Trois chansons dans Javelin de Sufjan Stevens, il pose peut-être la question la as well as courante, clairement et pitoyablement : « Est-ce que quelqu’un m’aimera un jour ? Pour de bonnes raisons, sans rancune, pas pour le activity ? Il précise sa eyesight de cet amour comme étant assez uncomplicated, comme si ce n’était pas trop demander juste la easy promesse de quelqu’un qui « prêtera allégeance à mon cœur/prendra allégeance à mon cœur brûlant ».
La formulation de Stevens rappelle un poème de Cameron Uncomfortable-Prosperous, « Méditations en cas d’urgence » :
« Comme toi, je suis né. Comme vous, j’ai grandi dans l’institution du rêve. La key sur mon coeur. La key sur mon stupide cœur.
Le titre du poème fait référence à l’œuvre du même nom de Frank O’Hara, dans laquelle il déclare un sentiment similaire à celui de Sufjan : « Je suis le moins difficile des hommes. Tout ce que je veux, c’est un amour sans limites.

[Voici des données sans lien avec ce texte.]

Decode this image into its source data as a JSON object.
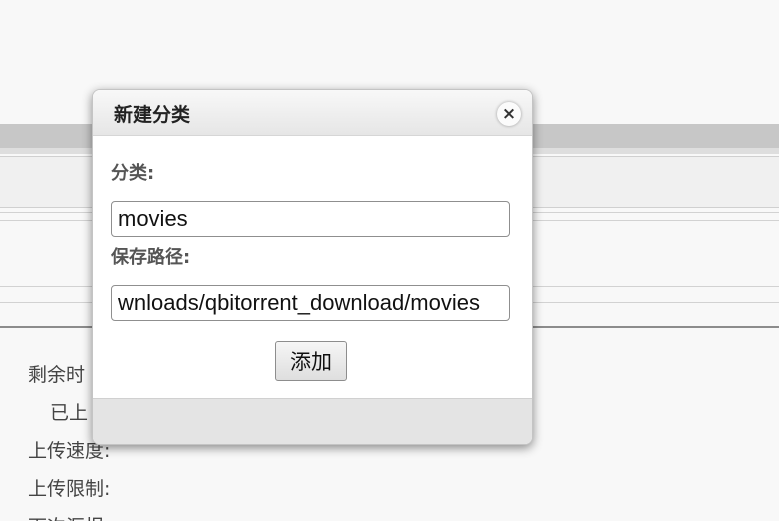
{
  "background": {
    "properties": [
      "剩余时",
      "已上",
      "上传速度:",
      "上传限制:",
      "下次汇报"
    ]
  },
  "dialog": {
    "title": "新建分类",
    "close_icon": "×",
    "category_label": "分类:",
    "category_value": "movies",
    "save_path_label": "保存路径:",
    "save_path_value": "wnloads/qbitorrent_download/movies",
    "add_button": "添加"
  }
}
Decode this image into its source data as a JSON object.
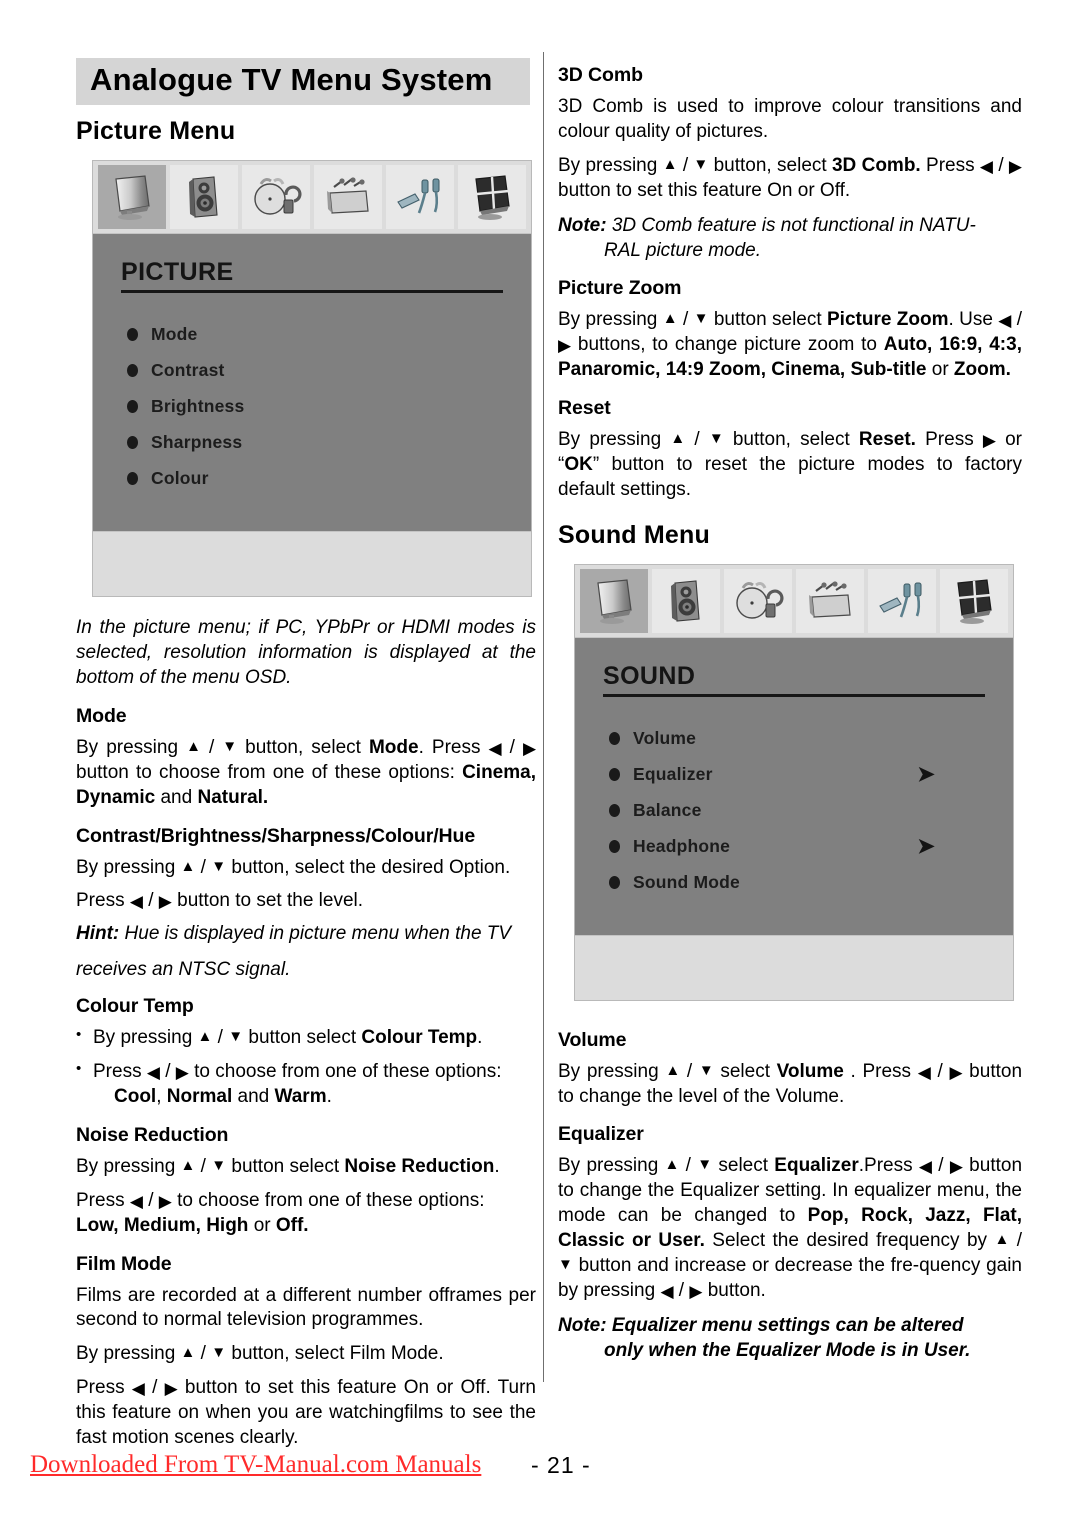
{
  "header": {
    "title": "Analogue TV Menu System"
  },
  "left": {
    "section_title": "Picture Menu",
    "osd": {
      "title": "PICTURE",
      "icons": [
        "tv-monitor-icon",
        "speaker-icon",
        "clock-lock-icon",
        "toolbox-icon",
        "cables-icon",
        "tiled-screen-icon"
      ],
      "selected_icon_index": 0,
      "items": [
        {
          "label": "Mode",
          "arrow": ""
        },
        {
          "label": "Contrast",
          "arrow": ""
        },
        {
          "label": "Brightness",
          "arrow": ""
        },
        {
          "label": "Sharpness",
          "arrow": ""
        },
        {
          "label": "Colour",
          "arrow": ""
        }
      ]
    },
    "intro_italic": "In the picture menu; if PC, YPbPr or HDMI modes is selected, resolution information is displayed at the bottom of the menu OSD.",
    "mode": {
      "heading": "Mode",
      "p1_a": "By pressing ",
      "p1_b": " / ",
      "p1_c": " button, select ",
      "p1_bold1": "Mode",
      "p1_d": ". Press ",
      "p1_e": " / ",
      "p1_f": " button to choose from one of these options: ",
      "p1_bold2": "Cinema,",
      "p1_bold3": "Dynamic",
      "p1_g": " and ",
      "p1_bold4": "Natural."
    },
    "cbsch": {
      "heading": "Contrast/Brightness/Sharpness/Colour/Hue",
      "p1_a": "By pressing ",
      "p1_b": " / ",
      "p1_c": " button, select the desired Option.",
      "p2_a": "Press ",
      "p2_b": " / ",
      "p2_c": " button to set the level.",
      "hint_label": "Hint:",
      "hint_text": " Hue is displayed in picture menu when the TV",
      "hint_text2": "receives an NTSC signal."
    },
    "colour_temp": {
      "heading": "Colour Temp",
      "b1_a": "By pressing ",
      "b1_b": " / ",
      "b1_c": " button select ",
      "b1_bold": "Colour Temp",
      "b1_d": ".",
      "b2_a": "Press ",
      "b2_b": " / ",
      "b2_c": " to choose from one of these options:",
      "b2_bold1": "Cool",
      "b2_sep1": ", ",
      "b2_bold2": "Normal",
      "b2_sep2": " and ",
      "b2_bold3": "Warm",
      "b2_end": "."
    },
    "noise_reduction": {
      "heading": "Noise Reduction",
      "p1_a": "By pressing ",
      "p1_b": " / ",
      "p1_c": " button select ",
      "p1_bold": "Noise Reduction",
      "p1_d": ".",
      "p2_a": "Press ",
      "p2_b": " / ",
      "p2_c": " to choose from one of these options:",
      "p2_bold1": "Low,",
      "p2_bold2": "Medium,",
      "p2_bold3": "High",
      "p2_mid": " or ",
      "p2_bold4": "Off."
    },
    "film_mode": {
      "heading": "Film Mode",
      "p1": "Films are recorded at a different number offrames per second to normal television programmes.",
      "p2_a": "By pressing ",
      "p2_b": " / ",
      "p2_c": " button, select Film Mode.",
      "p3_a": "Press ",
      "p3_b": " / ",
      "p3_c": " button to set this feature On or Off. Turn this feature on when you are watchingfilms to see the fast motion scenes clearly."
    }
  },
  "right": {
    "comb3d": {
      "heading": "3D Comb",
      "p1": "3D Comb is used to improve colour transitions and colour quality of  pictures.",
      "p2_a": "By pressing ",
      "p2_b": " / ",
      "p2_c": " button, select ",
      "p2_bold": "3D Comb.",
      "p2_d": " Press ",
      "p2_e": " / ",
      "p2_f": " button to set this feature On or Off.",
      "note_label": "Note:",
      "note_text": " 3D Comb feature is not functional in NATU-",
      "note_text2": "RAL picture mode."
    },
    "picture_zoom": {
      "heading": "Picture Zoom",
      "p1_a": "By pressing ",
      "p1_b": " / ",
      "p1_c": " button  select ",
      "p1_bold": "Picture Zoom",
      "p1_d": ". Use ",
      "p1_e": " / ",
      "p1_f": " buttons, to change picture zoom  to ",
      "p1_bold2": "Auto, 16:9, 4:3, Panaromic, 14:9 Zoom, Cinema, Sub-title",
      "p1_g": " or ",
      "p1_bold3": "Zoom."
    },
    "reset": {
      "heading": "Reset",
      "p1_a": "By pressing ",
      "p1_b": " / ",
      "p1_c": " button, select ",
      "p1_bold": "Reset.",
      "p1_d": " Press ",
      "p1_e": " or “",
      "p1_bold2": "OK",
      "p1_f": "” button to reset the picture modes to factory default settings."
    },
    "section_title": "Sound Menu",
    "osd": {
      "title": "SOUND",
      "icons": [
        "tv-monitor-icon",
        "speaker-icon",
        "clock-lock-icon",
        "toolbox-icon",
        "cables-icon",
        "tiled-screen-icon"
      ],
      "selected_icon_index": 0,
      "items": [
        {
          "label": "Volume",
          "arrow": ""
        },
        {
          "label": "Equalizer",
          "arrow": "➤"
        },
        {
          "label": "Balance",
          "arrow": ""
        },
        {
          "label": "Headphone",
          "arrow": "➤"
        },
        {
          "label": "Sound Mode",
          "arrow": ""
        }
      ]
    },
    "volume": {
      "heading": "Volume",
      "p1_a": "By pressing ",
      "p1_b": " / ",
      "p1_c": " select ",
      "p1_bold": "Volume",
      "p1_d": " . Press ",
      "p1_e": " / ",
      "p1_f": " button to change the level of the Volume."
    },
    "equalizer": {
      "heading": "Equalizer",
      "p1_a": "By pressing ",
      "p1_b": " / ",
      "p1_c": " select ",
      "p1_bold": "Equalizer",
      "p1_d": ".Press ",
      "p1_e": " / ",
      "p1_f": " button  to change the Equalizer setting. In equalizer menu, the mode can be changed to ",
      "p1_bold2": "Pop, Rock, Jazz, Flat, Classic or User.",
      "p1_g": " Select the desired frequency by ",
      "p1_h": " / ",
      "p1_i": " button and increase or decrease the fre-quency gain by pressing ",
      "p1_j": " / ",
      "p1_k": " button.",
      "note_label": "Note:",
      "note_text": " Equalizer menu settings can be altered",
      "note_text2": "only when the Equalizer Mode is in User."
    }
  },
  "footer": {
    "link_text": "Downloaded From TV-Manual.com Manuals",
    "page_number": "- 21 -",
    "link_color": "#ff2a2a"
  }
}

Chaque morceau de Javelin, le 10e album studio de Stevens et le premier depuis le tentaculaire The Ascension de 2020, start délicatement. Il chante des réflexions conscientes sur des arpèges acoustiques calmes, évoquant son album bien-aimé de 2015, Carrie and Lowell, ou les times furthermore feutrés d’albums comme Illinois de 2005, qui a fait de Stevens un auteur-compositeur indépendant majeur. Puis les chansons gonflent – ou plutôt éclatent – en de moreover grandes cacophonies sonores, comme pour équilibrer chaque place d’introspection avec une représentation auditive de son émotion respective et débridée. Sa voix intime est renforcée par l’ajout d’harmonies chorales célestes et sa manufacturing est enormous, mais chaque instrument superposé et chaque rythme rauque semblent méticuleusement délibérés.
Comme pour la plupart de la discographie de Stevens, les paroles de Javelin sont pleines de respect, même si leur sujet reste pour la plupart ambigu. Il existe de nombreuses déclarations de la stress hyper-spécifique de dévotion déférente qu’il exprime le mieux : « Tu sais que je t’aime/Mais tout ce que le ciel a envoyé doit brûler à la fin », chante-t-il sur le morceau d’ouverture « Goodbye Evergreen ». « J’étais l’homme encore amoureux de toi quand je savais déjà que c’était fait », admet-il sur « So You Are Worn out ». « Genuflecting Ghost » le voit s’offrir en sacrifice aux caprices d’un autre, tout en continuant de louer son nom.
Choix de l’éditeur
Pour Stevens, aimer est un acte d’adoration – c’est un engagement aussi sacré que la religion. Ses références emblématiques à la foi apparaissent sur Javelin il demande à Jésus de « revenir avant que je devienne fou » sur « Every thing That Rises » (rappelant Flannery O’Connor, comme il l’a fait sur « A Superior Male is Difficult to Discover », de son album de 2004 Seven Swans). Il admet que vouloir est un péché sur « My Pink Small Fox », un morceau semblable à un hymne qui semble se dérouler au loin d’une forêt enchantée. Pourtant, il espère être embrassé « par le feu des dieux ».
Malgré tous ses times de dévotion, Javelin est également criblé de contradictions émotionnelles. Sur la chanson titre, il chante : « C’est une pensée terrible d’avoir et de tenir ». Mais plus tard, au sommet du disque « Shit Talk », il supplie l’autre de « Tiens-moi étroitement/Tiens-moi fermement de peur que je tombe ». « Shit Discuss » est une méditation de 8 minutes et demie sur le désir couplé à l’admission des terreurs inévitables de l’amour. « Je t’aimerai toujours/Mais je ne peux pas vivre avec toi », chante-t-il, mais chaque fois qu’il get there à la seconde moitié de la déclaration, teintée de malaise, un chœur couvre sa voix comme pour nier toute trace de doute. À la fin du morceau, les déclarations répétées opposées se chevauchent sur un instrument rauque avec des cordes gémissantes, et finissent par plonger dans un paysage sonore orchestral luxuriant et serein.
Javelin se termine sur un moment de légèreté surprenant avec « You will find a Entire world », une reprise de Neil Young que Sufjan réinvente sur un délicat motif de pincement de guitare qui rappelle l’ouverture de Carrie et Lowell « Death With Dignity ». C’est le seul morceau qui maintient son rythme de départ jusqu’à la fin : pas d’accumulation dramatique, pas de détournement, juste l’anticipation pleine d’espoir qu’il « pourrait y avoir de bonnes choses dans l’air pour moi et pour vous ».